Evidence gradually accumulated as to the role of infection as one such type of stress. The studies of Fruhling and colleagues in 1962 were critical. They followed a series of epidemics of Coxsackie virus infection in their part of France. After each epidemic there were increased numbers of cases with EFE coming to autopsy. On closer study there were cases of pure acute myocarditis, cases of mixed myocarditis and EFE, and cases where myocarditis had healed, leaving just EFE. They were able to culture Coxsackie virus from the tissues of many of the cases at all stages of this apparent progression. A similar progression from myocarditis to EFE was later observed at Johns Hopkins but no virology was done.

Noren and colleagues at the University of Minnesota, acting on an idea floated at a pediatric meeting, were able to show a relation between exposure to maternal mumps in fetal life, EFE, and a positive skin test for mumps in infants. This brought on a large ongoing controversy and finally prompted a virologist colleague of theirs to inject embryonated eggs with mumps virus. The chicks at first showed the changes of myocarditis, about a year later, typical EFE, and transitional changes in between. Despite this, the controversy about the role of mumps continued as the actual incidence of EFE plummeted. The proponents of mumps as a cause pointed to this as the effect of the recent implementation of widespread mumps immunization.

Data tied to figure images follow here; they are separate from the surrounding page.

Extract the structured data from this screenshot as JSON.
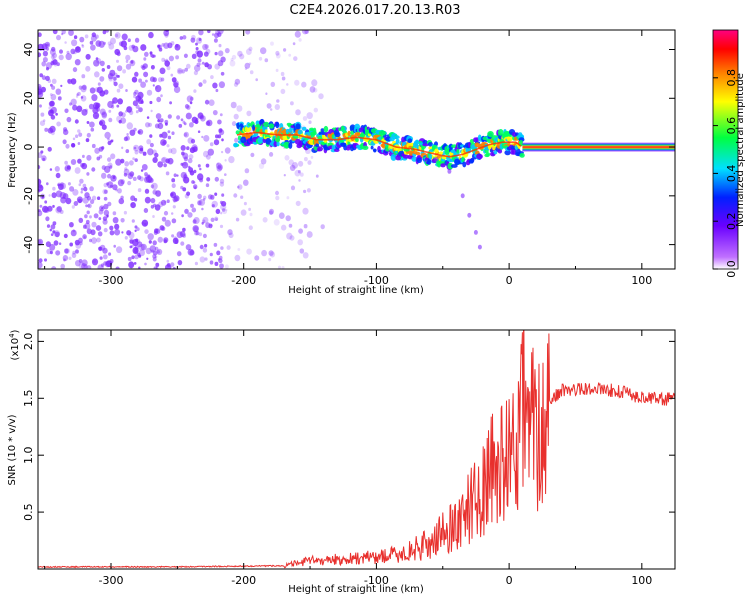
{
  "title": "C2E4.2026.017.20.13.R03",
  "colors": {
    "snr_line": "#e8302d",
    "noise_purple": "#7f2cff",
    "colorbar_stops": [
      "#ffffff",
      "#c070ff",
      "#6a00ff",
      "#0020ff",
      "#00e0ff",
      "#00ff40",
      "#ffff00",
      "#ff8000",
      "#ff0000",
      "#ff0080"
    ]
  },
  "chart_data": [
    {
      "id": "spectrogram",
      "type": "heatmap",
      "xlabel": "Height of straight line (km)",
      "ylabel": "Frequency (Hz)",
      "xlim": [
        -355,
        125
      ],
      "ylim": [
        -50,
        48
      ],
      "xticks": [
        -300,
        -200,
        -100,
        0,
        100
      ],
      "yticks": [
        -40,
        -20,
        0,
        20,
        40
      ],
      "xtick_labels": [
        "-300",
        "-200",
        "-100",
        "0",
        "100"
      ],
      "ytick_labels": [
        "-40",
        "-20",
        "0",
        "20",
        "40"
      ],
      "noise_region_x": [
        -355,
        -150
      ],
      "signal_track": {
        "x": [
          -205,
          -190,
          -175,
          -160,
          -145,
          -130,
          -115,
          -100,
          -85,
          -70,
          -55,
          -45,
          -35,
          -25,
          -15,
          -5,
          5,
          10,
          125
        ],
        "freq": [
          5,
          6,
          5,
          5,
          3,
          3,
          4,
          3,
          0,
          -1,
          -3,
          -4,
          -3,
          -1,
          1,
          2,
          2,
          0,
          0
        ]
      },
      "branch": {
        "x": [
          -55,
          -45,
          -35,
          -30,
          -25,
          -22
        ],
        "freq": [
          -5,
          -10,
          -20,
          -28,
          -35,
          -41
        ]
      },
      "colorbar": {
        "label": "Normalized spectral amplitude",
        "range": [
          0,
          1
        ],
        "ticks": [
          0.0,
          0.2,
          0.4,
          0.6,
          0.8
        ],
        "tick_labels": [
          "0.0",
          "0.2",
          "0.4",
          "0.6",
          "0.8"
        ]
      }
    },
    {
      "id": "snr",
      "type": "line",
      "xlabel": "Height of straight line (km)",
      "ylabel": "SNR (10 * v/v)",
      "scale_label": "(x10",
      "scale_exp": "4",
      "scale_close": ")",
      "xlim": [
        -355,
        125
      ],
      "ylim": [
        0,
        2.1
      ],
      "xticks": [
        -300,
        -200,
        -100,
        0,
        100
      ],
      "yticks": [
        0.5,
        1.0,
        1.5,
        2.0
      ],
      "xtick_labels": [
        "-300",
        "-200",
        "-100",
        "0",
        "100"
      ],
      "ytick_labels": [
        "0.5",
        "1.0",
        "1.5",
        "2.0"
      ],
      "series": [
        {
          "name": "SNR",
          "x": [
            -355,
            -250,
            -170,
            -150,
            -120,
            -100,
            -80,
            -60,
            -50,
            -40,
            -30,
            -20,
            -10,
            0,
            8,
            10,
            12,
            20,
            30,
            40,
            60,
            80,
            100,
            125
          ],
          "values": [
            0.02,
            0.02,
            0.03,
            0.08,
            0.1,
            0.12,
            0.15,
            0.25,
            0.35,
            0.45,
            0.6,
            0.8,
            1.0,
            1.1,
            1.3,
            2.08,
            1.35,
            1.4,
            1.5,
            1.58,
            1.6,
            1.58,
            1.52,
            1.5
          ],
          "peak": {
            "x": 10,
            "y": 2.08
          }
        }
      ]
    }
  ]
}
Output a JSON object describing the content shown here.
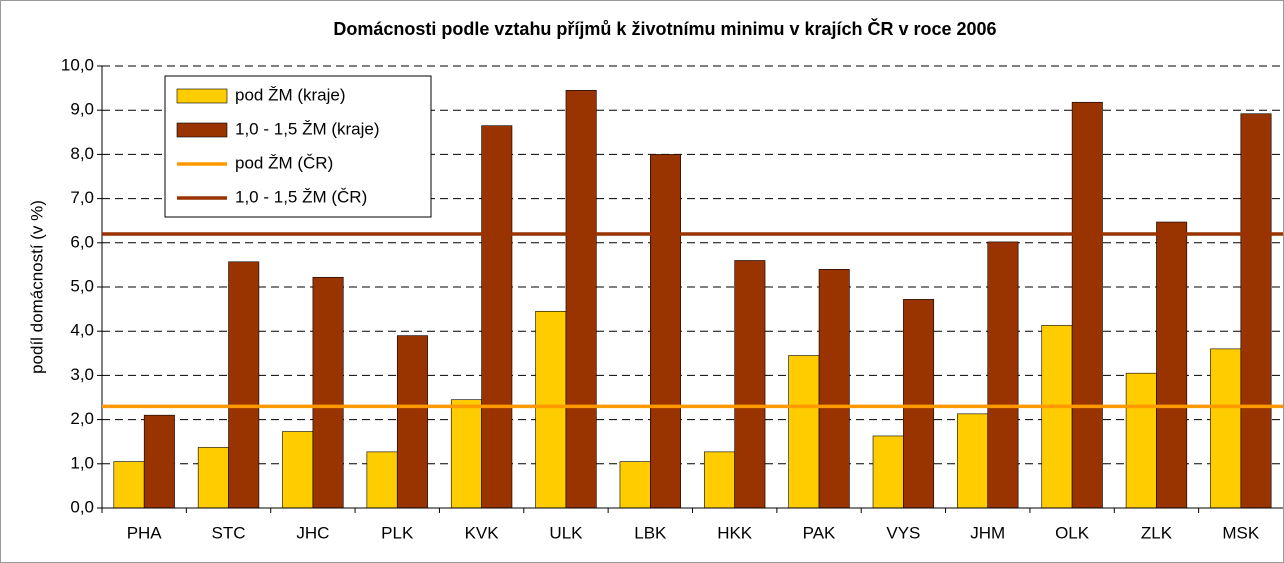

Evidence that viral infection may play a role as a cause or trigger of EFE was greatly reinforced by the study directed by Towbin in the virus laboratory of Texas Children's Hospital. They applied the methods of today's genetics to old preserved specimens from autopsies of patients with EFE done well before mumps immunization began and found mumps genome in the tissues of over 80% of these patients. It seems undeniable that transplacental mumps infection had been in the past the major cause of EFE, and that immunization was indeed the cause of EFE having become rare.

Non-infectious causes of EFE have also been studied, spurred by the opening of new avenues of genetics research. Now there are specific named genes associated with certain cardiomyopathies, some of which show the characteristic reaction of EFE. A typical example is Barth syndrome and the responsible gene, tafazzin.

Developments in echocardiography, both the technology of the machines and the skill of the operators, have made it no longer necessary to see the endocardium at autopsy. EFE can now be found non-invasively by the recording of increased endocardial echos. Fetal echocardiography has shown that EFE can begin to accumulate as early as 14 weeks of gestation, and increase with incredible rapidity and even that it can be reversed if the stress can be removed early in fetal life.

The North American Pediatric Cardiomyopathy Registry was founded in 2000 and has been supported since by the National Heart, Lung and Blood Institute. Because of the logic of the diagnostic tree, where EFE applies to many branches of the tree and thus cannot occupy a branch, it is not listed by the Registry as a cause but rather, "with EFE" is a modifier that can be applied to any cause.

Thus, the past half-century has seen EFE evolve from a mysterious but frequently observed disease to a rare but much better understood reaction to many diseases and other stresses.